Recycling helps prevent the emissions of greenhouse gases and water pollutants. This can do a world of good, such as: protecting eco-systems and wildlife, saving energy, slowing climate change, conserving natural resources and even lowering youth unemployment.

Your involvement can be as small as allocating rubbish into the correct bin or as big as organising a community litter clean-up. Whatever effort you’ll go to, it makes a huge difference.

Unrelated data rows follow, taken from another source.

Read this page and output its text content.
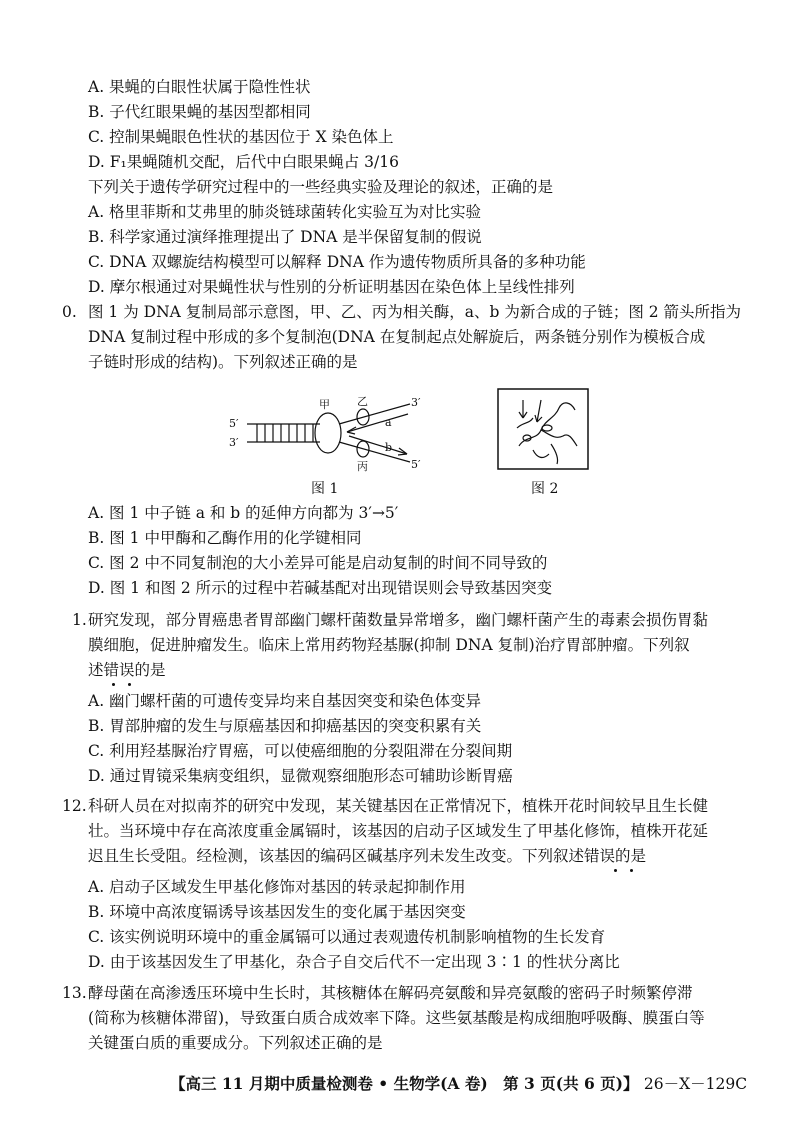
A. 果蝇的白眼性状属于隐性性状
B. 子代红眼果蝇的基因型都相同
C. 控制果蝇眼色性状的基因位于 X 染色体上
D. F₁果蝇随机交配，后代中白眼果蝇占 3/16
下列关于遗传学研究过程中的一些经典实验及理论的叙述，正确的是
A. 格里菲斯和艾弗里的肺炎链球菌转化实验互为对比实验
B. 科学家通过演绎推理提出了 DNA 是半保留复制的假说
C. DNA 双螺旋结构模型可以解释 DNA 作为遗传物质所具备的多种功能
D. 摩尔根通过对果蝇性状与性别的分析证明基因在染色体上呈线性排列
0. 图 1 为 DNA 复制局部示意图，甲、乙、丙为相关酶，a、b 为新合成的子链；图 2 箭头所指为
DNA 复制过程中形成的多个复制泡(DNA 在复制起点处解旋后，两条链分别作为模板合成
子链时形成的结构)。下列叙述正确的是
5′
3′
甲 乙
丙
a
b
3′
5′
图 1	图 2
A. 图 1 中子链 a 和 b 的延伸方向都为 3′→5′
B. 图 1 中甲酶和乙酶作用的化学键相同
C. 图 2 中不同复制泡的大小差异可能是启动复制的时间不同导致的
D. 图 1 和图 2 所示的过程中若碱基配对出现错误则会导致基因突变
1. 研究发现，部分胃癌患者胃部幽门螺杆菌数量异常增多，幽门螺杆菌产生的毒素会损伤胃黏
膜细胞，促进肿瘤发生。临床上常用药物羟基脲(抑制 DNA 复制)治疗胃部肿瘤。下列叙
述错误的是
A. 幽门螺杆菌的可遗传变异均来自基因突变和染色体变异
B. 胃部肿瘤的发生与原癌基因和抑癌基因的突变积累有关
C. 利用羟基脲治疗胃癌，可以使癌细胞的分裂阻滞在分裂间期
D. 通过胃镜采集病变组织，显微观察细胞形态可辅助诊断胃癌
12. 科研人员在对拟南芥的研究中发现，某关键基因在正常情况下，植株开花时间较早且生长健
壮。当环境中存在高浓度重金属镉时，该基因的启动子区域发生了甲基化修饰，植株开花延
迟且生长受阻。经检测，该基因的编码区碱基序列未发生改变。下列叙述错误的是
A. 启动子区域发生甲基化修饰对基因的转录起抑制作用
B. 环境中高浓度镉诱导该基因发生的变化属于基因突变
C. 该实例说明环境中的重金属镉可以通过表观遗传机制影响植物的生长发育
D. 由于该基因发生了甲基化，杂合子自交后代不一定出现 3∶1 的性状分离比
13. 酵母菌在高渗透压环境中生长时，其核糖体在解码亮氨酸和异亮氨酸的密码子时频繁停滞
(简称为核糖体滞留)，导致蛋白质合成效率下降。这些氨基酸是构成细胞呼吸酶、膜蛋白等
关键蛋白质的重要成分。下列叙述正确的是
【高三 11 月期中质量检测卷 • 生物学(A 卷)　第 3 页(共 6 页)】 26－X－129C
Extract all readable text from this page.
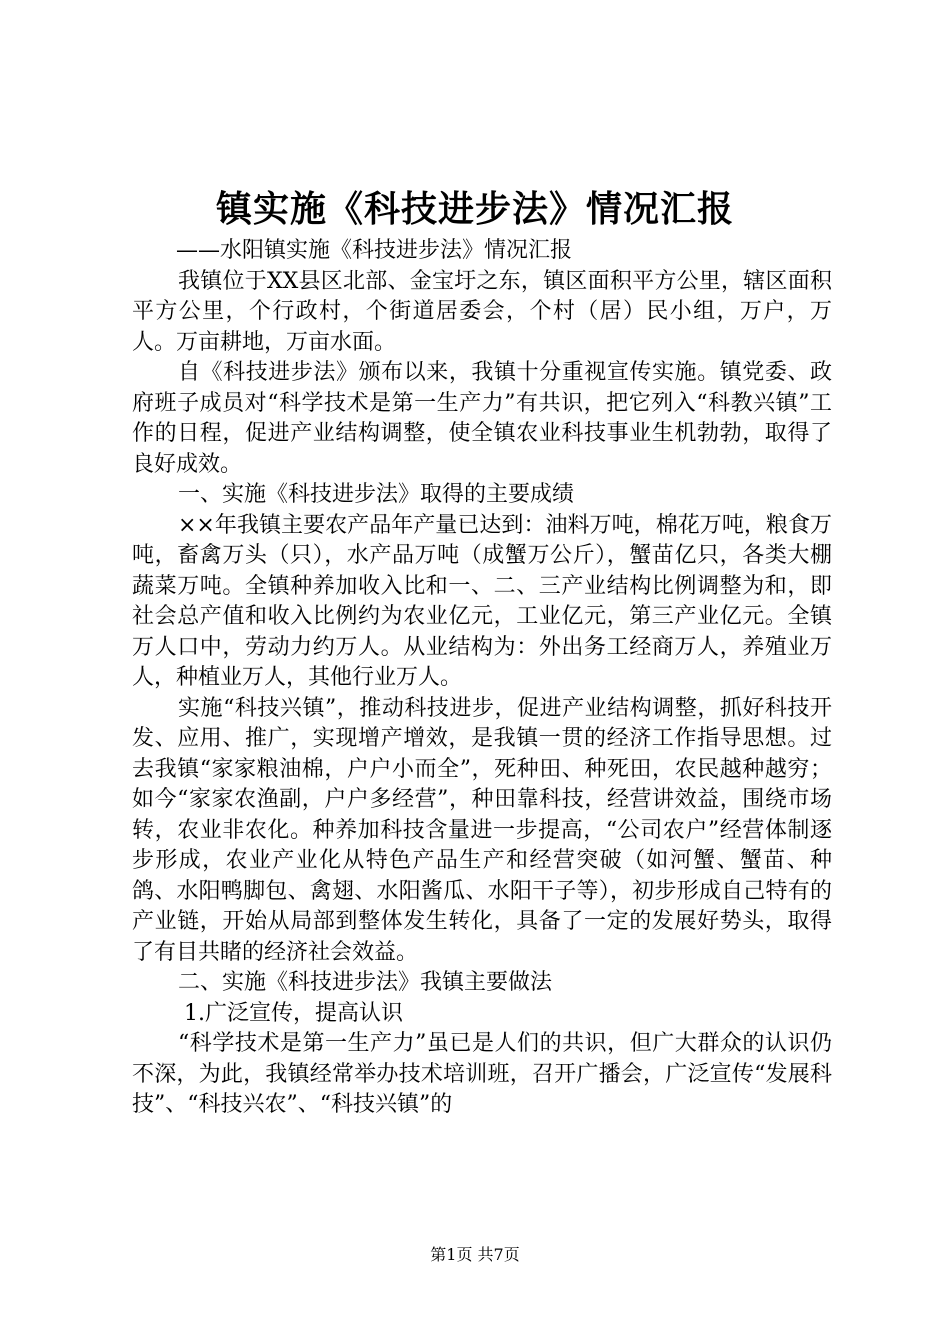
镇实施《科技进步法》情况汇报

——水阳镇实施《科技进步法》情况汇报

我镇位于XX县区北部、金宝圩之东，镇区面积平方公里，辖区面积平方公里，个行政村，个街道居委会，个村（居）民小组，万户，万人。万亩耕地，万亩水面。

自《科技进步法》颁布以来，我镇十分重视宣传实施。镇党委、政府班子成员对“科学技术是第一生产力”有共识，把它列入“科教兴镇”工作的日程，促进产业结构调整，使全镇农业科技事业生机勃勃，取得了良好成效。

一、实施《科技进步法》取得的主要成绩

××年我镇主要农产品年产量已达到：油料万吨，棉花万吨，粮食万吨，畜禽万头（只），水产品万吨（成蟹万公斤），蟹苗亿只，各类大棚蔬菜万吨。全镇种养加收入比和一、二、三产业结构比例调整为和，即社会总产值和收入比例约为农业亿元，工业亿元，第三产业亿元。全镇万人口中，劳动力约万人。从业结构为：外出务工经商万人，养殖业万人，种植业万人，其他行业万人。

实施“科技兴镇”，推动科技进步，促进产业结构调整，抓好科技开发、应用、推广，实现增产增效，是我镇一贯的经济工作指导思想。过去我镇“家家粮油棉，户户小而全”，死种田、种死田，农民越种越穷；如今“家家农渔副，户户多经营”，种田靠科技，经营讲效益，围绕市场转，农业非农化。种养加科技含量进一步提高，“公司农户”经营体制逐步形成，农业产业化从特色产品生产和经营突破（如河蟹、蟹苗、种鸽、水阳鸭脚包、禽翅、水阳酱瓜、水阳干子等），初步形成自己特有的产业链，开始从局部到整体发生转化，具备了一定的发展好势头，取得了有目共睹的经济社会效益。

二、实施《科技进步法》我镇主要做法

1.广泛宣传，提高认识

“科学技术是第一生产力”虽已是人们的共识，但广大群众的认识仍不深，为此，我镇经常举办技术培训班，召开广播会，广泛宣传“发展科技”、“科技兴农”、“科技兴镇”的

第1页 共7页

We recently cleaned up the parks and streets of Fallowfield alongside the helpful UoM Netball team, which had some fantastic results.

Ways To Help

Plan Your Purchases

The very first thing you can do is use less. Choose products that are refillable, or items that use less non-recyclable materials. Have a look if what you purchase is biodegradable and be conscious in your decisions.

Buy cheap means you buy twice. Instead, always opt for good quality. It’s easy as a student to buy the cheapest item, sometimes you have no choice. When you buy a bag for life, sure it costs 50p but it will serve you for years. You can also grab a snazzy tote bag or use your rucsac rather than the cheapest bag at Tesco.

Another tip: try not to get caught out in the need to buy water, instead purchase a re-usable bottle.

Allocating Your Items

Here’s the breakdown of what kinds of things should go in each bin, depending on the colour.

Blue: Recyclable Waste

e.g. Paper, cardboard, food and drink cartons/tins, plastic bottles, glass bottles and jars

Brown: Garden & Food Waste

e.g. Grass cuttings, prunings, leaves, flowers, meat and bones, egg shells, cooked and uncooked food, teabags

Green/Grey: Non Recyclable Waste

e.g. General refuse and pet waste, plastic bags, polystyrene, light bulbs, nappies, glassware

Re-Use

Here are a few ways you can find another use for resources and materials that otherwise would’ve been disposed of:

– Find a new purpose for glass, plastic and cardboard.

– Supply artists with creative materials that you don’t use to be made into something permanent.

– Convert old sheets, towels and clothing into washing rags.

– Any old furniture you don’t want can be disassembled for its wood, which is handy for any DIY lovers.